Scénario 2 : la scalabilité DA d’Ethereum accélère, la DA tierce atteint un plafond de demande
Si Ethereum élargit considérablement la capacité de blobs via le Danksharding complet ou des solutions similaires dans les 18 à 24 mois, une partie des données rollup actuellement dirigées vers des couches DA tierces pourrait revenir sur Ethereum. Bien que la capacité DA de Celestia reste compétitive techniquement, son avantage de coût pourrait être atténué par la préférence des développeurs L2 pour des modèles de sécurité standardisés. Signaux à surveiller : feuille de route d’expansion des blobs d’Ethereum avec des échéances agressives, rollups majeurs annonçant publiquement leur retrait de la DA tierce au profit de la DA native Ethereum.
Scénario 3 : les risques de complexité émergent, le narratif modulaire rencontre des vents contraires à court terme
Si des vulnérabilités de sécurité apparaissent aux interfaces inter-modulaires dans l’écosystème Celestia, ou si des défaillances L2 majeures surviennent suite à des conflits sur la disponibilité des données inter-DA, les coûts de complexité de l’architecture modulaire seront scrutés publiquement. Le marché pourrait déclencher une réévaluation de l’infrastructure modulaire, avec un retour temporaire de l’attention sectorielle vers des architectures plus intégrées. Signaux à surveiller : incidents de sécurité inter-DA, pannes majeures d’infrastructure de validateurs, réévaluation significative des primes de risque modulaire par les investisseurs institutionnels.
Conclusion
Les blockchains modulaires redéfinissent la division fondamentale du travail dans l’industrie crypto. Dans ce nouveau paradigme, la valeur ne se concentre plus uniquement dans les couches L1 ou L2 orientées utilisateur, mais se redistribue le long de la chaîne verticale d’exécution, disponibilité des données, consensus et règlement. En tant que pionnier de la disponibilité des données indépendante, Celestia s’appuie sur la technologie DAS sampling et la feuille de route Fibre pour répondre aux besoins de capacité de données à l’échelle infrastructurelle dans le contexte de l’expansion L2.

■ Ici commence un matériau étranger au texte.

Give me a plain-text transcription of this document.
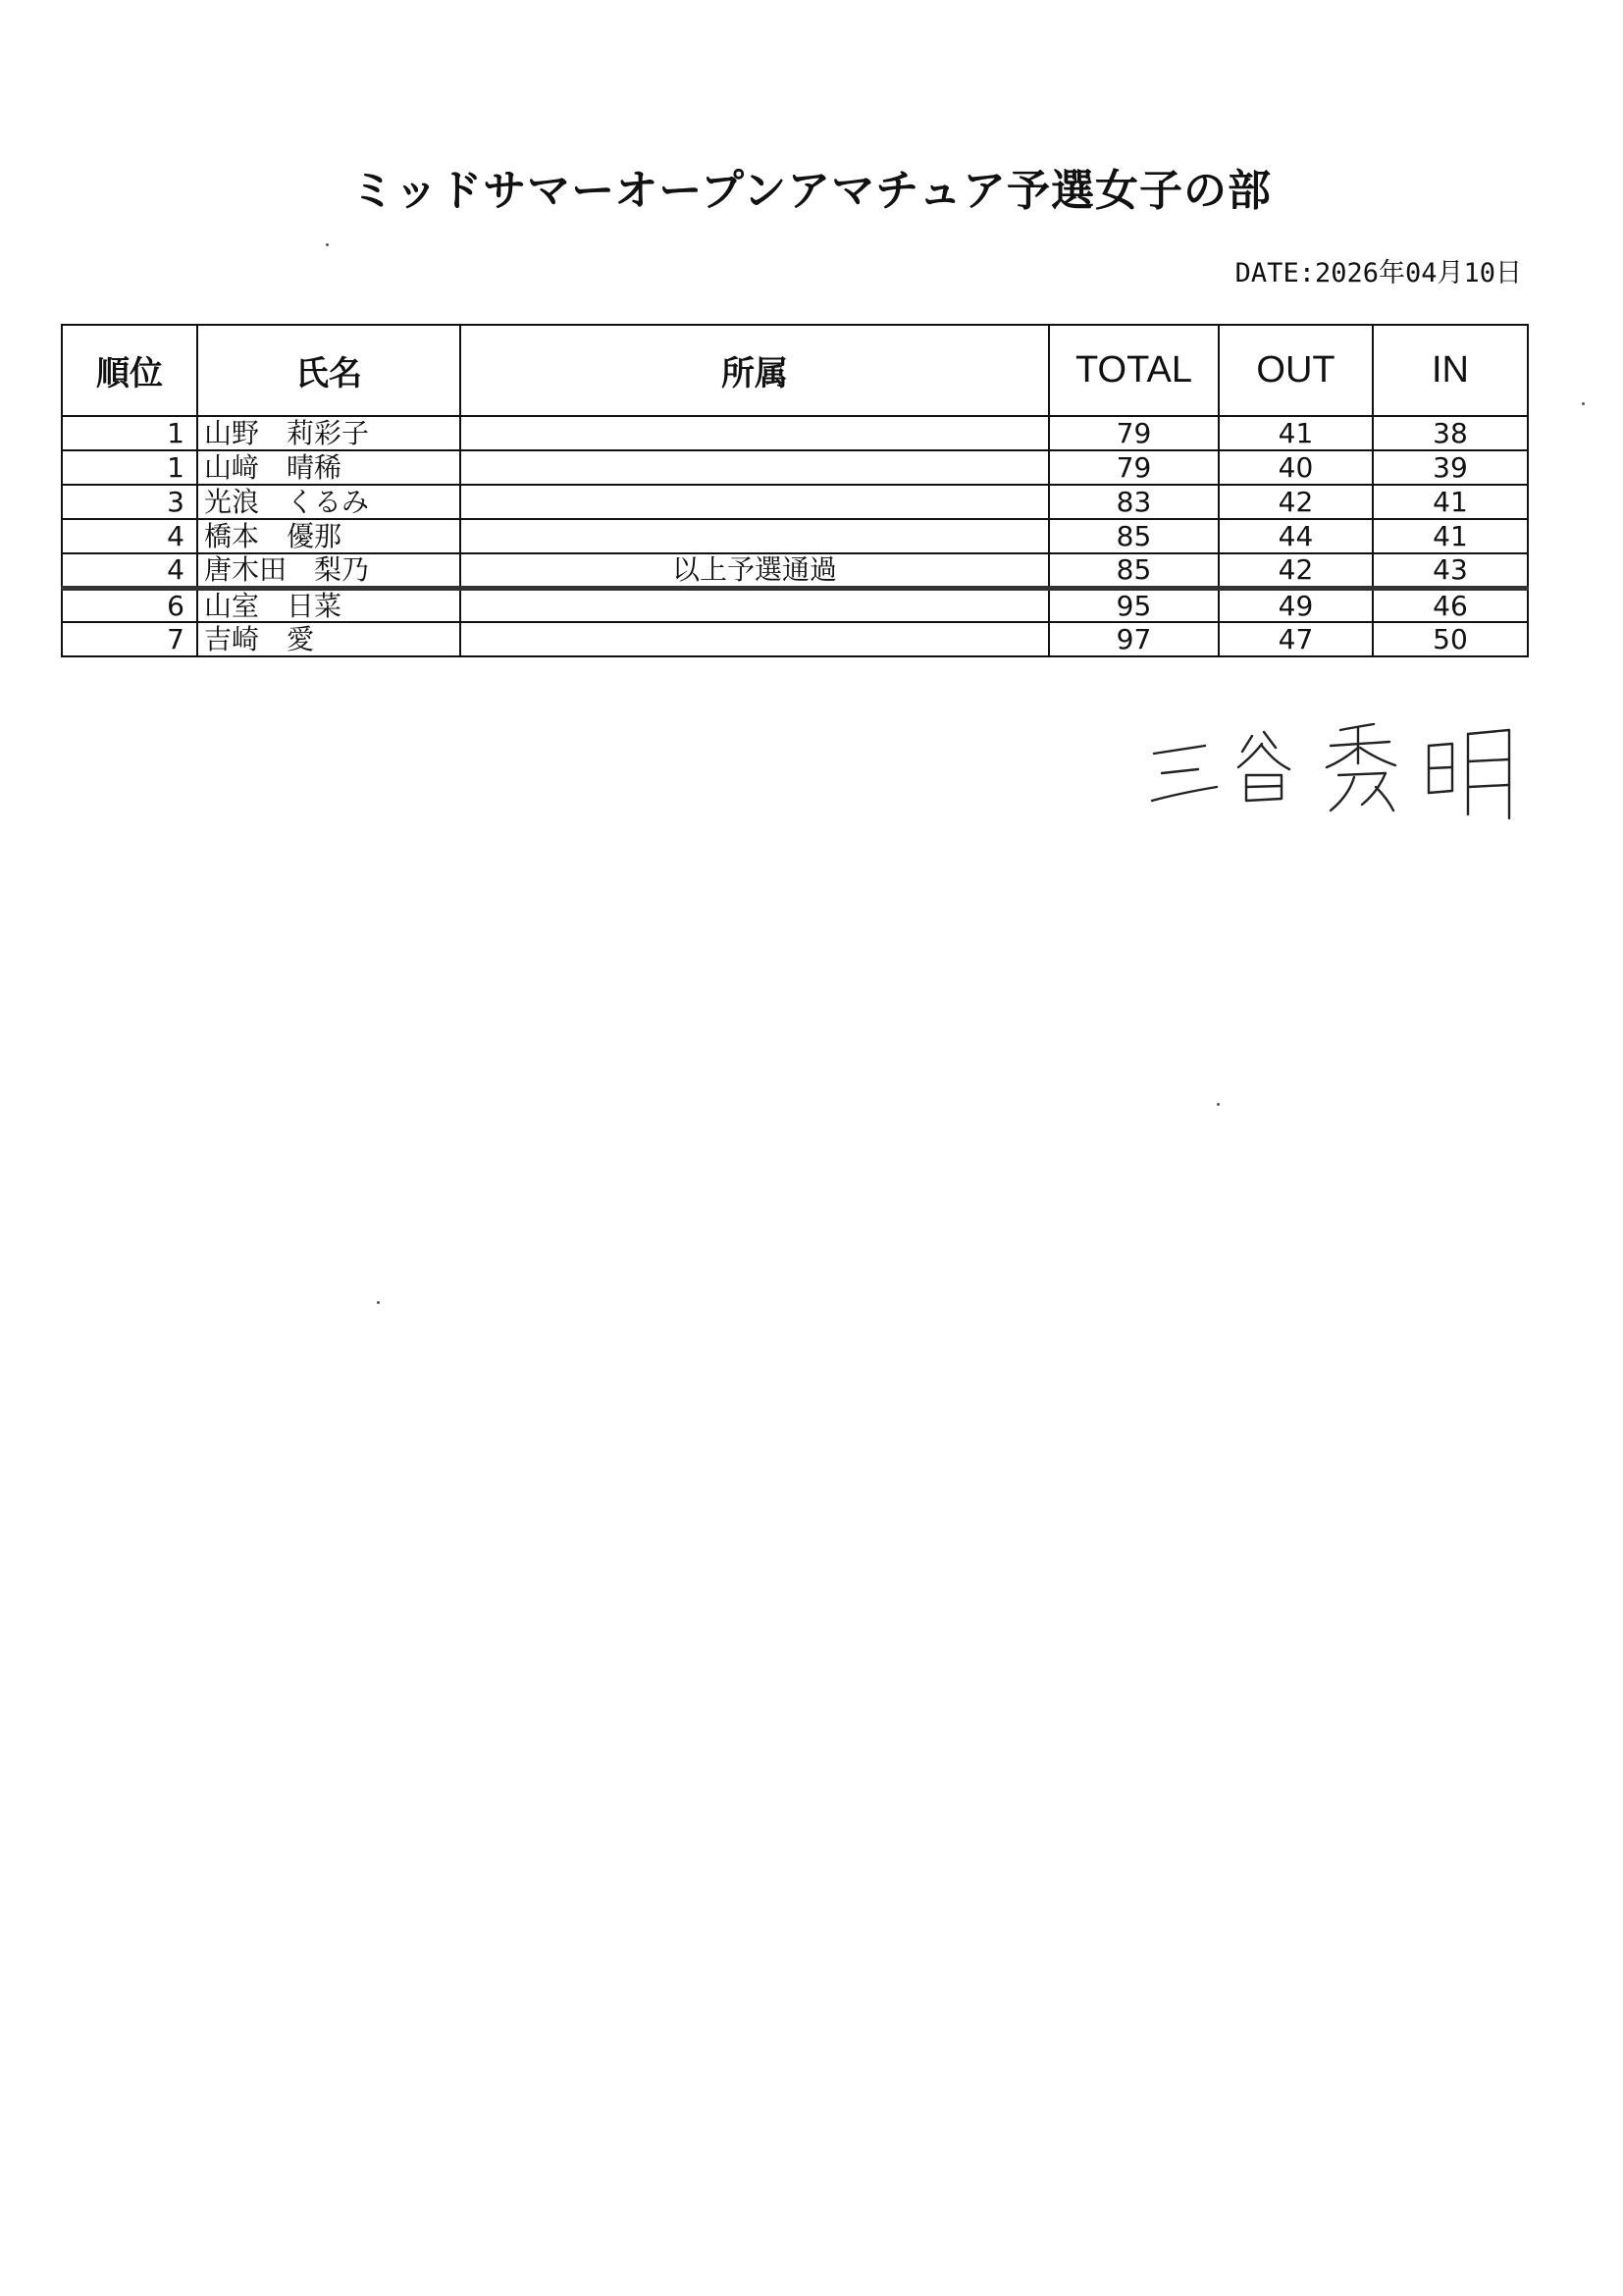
ミッドサマーオープンアマチュア予選女子の部
DATE:2026年04月10日
順位	氏名	所属	TOTAL	OUT	IN
1	山野　莉彩子		79	41	38
1	山﨑　晴稀		79	40	39
3	光浪　くるみ		83	42	41
4	橋本　優那		85	44	41
4	唐木田　梨乃	以上予選通過	85	42	43
6	山室　日菜		95	49	46
7	吉崎　愛		97	47	50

Il est toutefois essentiel de reconnaître que l’efficacité de la capture de valeur du TIA reste en cours d’ajustement sur le marché—la domination de la part de marché DA n’a pas encore pleinement généré une échelle de revenus au niveau du protocole. À long terme, il faudra établir une voie de transmission plus claire entre l’utilisation DA à grande échelle et l’agrégation de valeur protocolaire. La viabilité de la modularité comme route vers des systèmes évolutifs et décentralisés, ou la présence de risques systémiques dissimulés sous la complexité, reste à éprouver par le temps et l’expérience de production.